As \(t\) changes, the state must change for two reasons. First, a new input value arrives at the present endpoint. Second, the whole history is rescaled, because the interval \([0,t]\) has grown. The state update must account for both effects.

A constant input isolates the second effect. Take \(u\equiv 1\). Then \(f_t(r)=u(tr)=1\) for every \(t\), so the rescaled history is the same function no matter how far the interval has grown. Every coefficient \(c_n(t)=\int_0^1 1\cdot\phi_n(r)\,\dd r\) is then fixed, and the state \(c(t)\) does not move as \(t\) increases. The rescaling has absorbed the growth of the interval, which is exactly what the second effect was meant to do.

A changing input then moves the state through the first coefficient. Reading \(c_0\) with \(\phi_0(r)=1\) and substituting \(s=tr\) gives

\[ c_0(t)=\int_0^1 u(tr)\,\dd r=\frac{1}{t}\int_0^t u(s)\,\dd s, \]

the running average of the input over the whole history. A constant input holds this average fixed, while any input whose level drifts pulls \(c_0(t)\) with it. The remaining coefficients then record how the input is distributed across the interval, beyond its average level.

The interval from zero to t rescaled to zero to one, present marked at r equals one.

Figure 7.2. The growing history on \([0,t]\) is rescaled to the fixed interval \([0,1]\) by \(f_t(r)=u(tr)\), with \(r=1\) the present.

7.5 A polynomial basis and its online dynamics

Projection coefficients can be defined for any orthonormal basis. The choice of basis fixes what the coefficients mean and how the state spends its coordinates. Polynomials are a natural basis for approximating smooth functions on an interval. Low-degree terms describe coarse structure. Higher-degree terms describe finer variation.

The first coefficient can represent an average level. The next can represent a trend. Higher coefficients can represent curvature and more detailed changes across the history.

Orthogonality keeps these roles separate: each coefficient depends on its own basis function and not on the others. On an interval, the classical choice is the Legendre basis.1 The shifted Legendre basis on \([0,1]\) begins with

\[ \phi_0(r)=1, \]

\[ \phi_1(r)=\sqrt{3}(2r-1), \]

\[ \phi_2(r)=\sqrt{5}(6r^2-6r+1). \]

The coefficient of \(\phi_0\) records the constant component of the rescaled history. The coefficient of \(\phi_1\) records the linear component. The coefficient of \(\phi_2\) records the quadratic component, and so on.

The state dimension \(N\) now has a concrete interpretation as the number of polynomial coefficients retained from the history.

The rescaling raises a cost objection.
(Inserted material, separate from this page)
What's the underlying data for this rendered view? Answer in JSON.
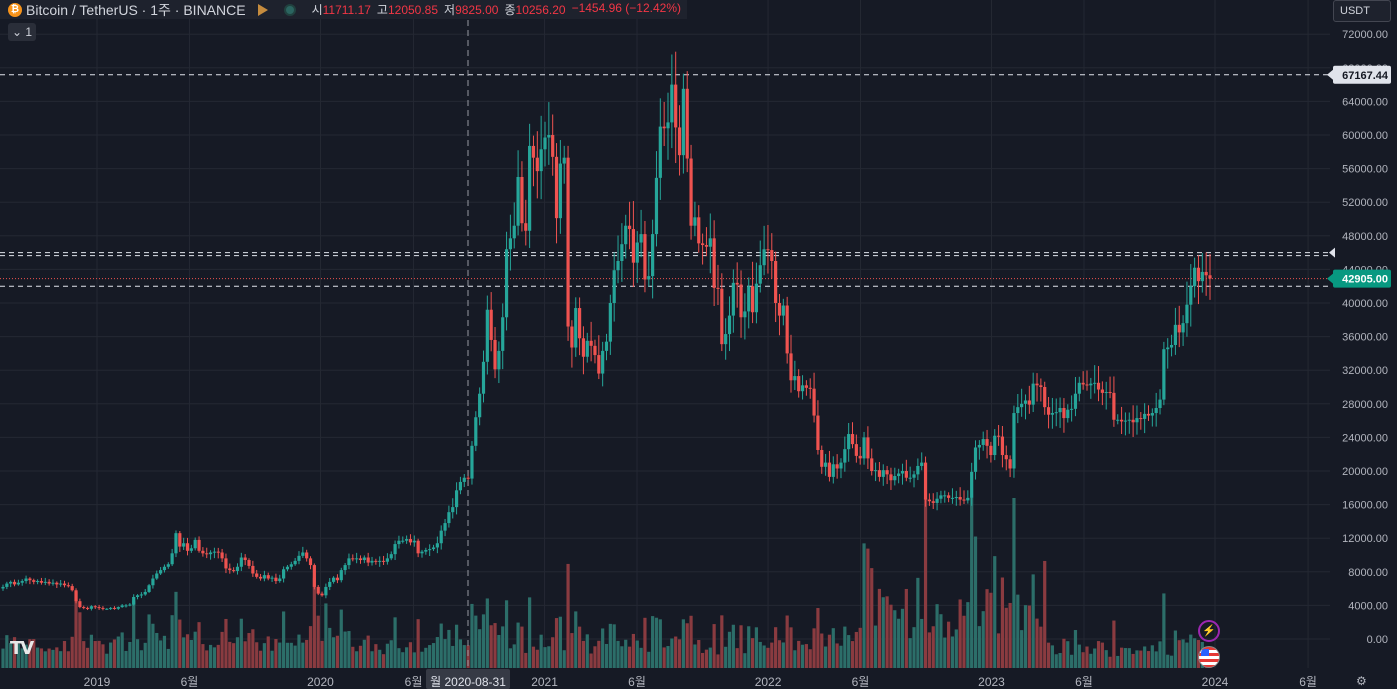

The coefficient formula

\[ c_n(t)=\int_0^1 u(tr)\phi_n(r)\,\dd r \]

looks like it requires recomputing an integral over the whole history whenever \(t\) changes. That would not give an online state space model, one whose update at time \(t\) uses only the current state and the current input. The polynomial basis resolves the objection.

For the Legendre basis, these coefficients satisfy a closed differential equation. The coefficients can be updated directly from the current state and the current input. No stored list of past inputs is needed.

The resulting online coefficient rule is called the High-order Polynomial Projection Operator, or HiPPO.2 It turns polynomial approximation from a static description of memory into a state equation.

7.6 Notation

Symbol Meaning Type
\(u(t)\) input signal scalar function
\(f_t(r)\) rescaled history \(u(tr)\) function on \([0,1]\)
\(r\) relative position in the history \([0,1]\)
\(\phi_n\) \(n\)th basis function function on \([0,1]\)
\(c_n(t)\) projection coefficient of \(f_t\) scalar
\(c(t)\) vector of first \(N\) coefficients \(\R^N\)
\(N\) number of retained coefficients positive integer

Summary

A finite state is a compression of the input history. For linear state space models, different long histories can map to the same state, so the state coordinates must be chosen to preserve the summaries that matter for future outputs.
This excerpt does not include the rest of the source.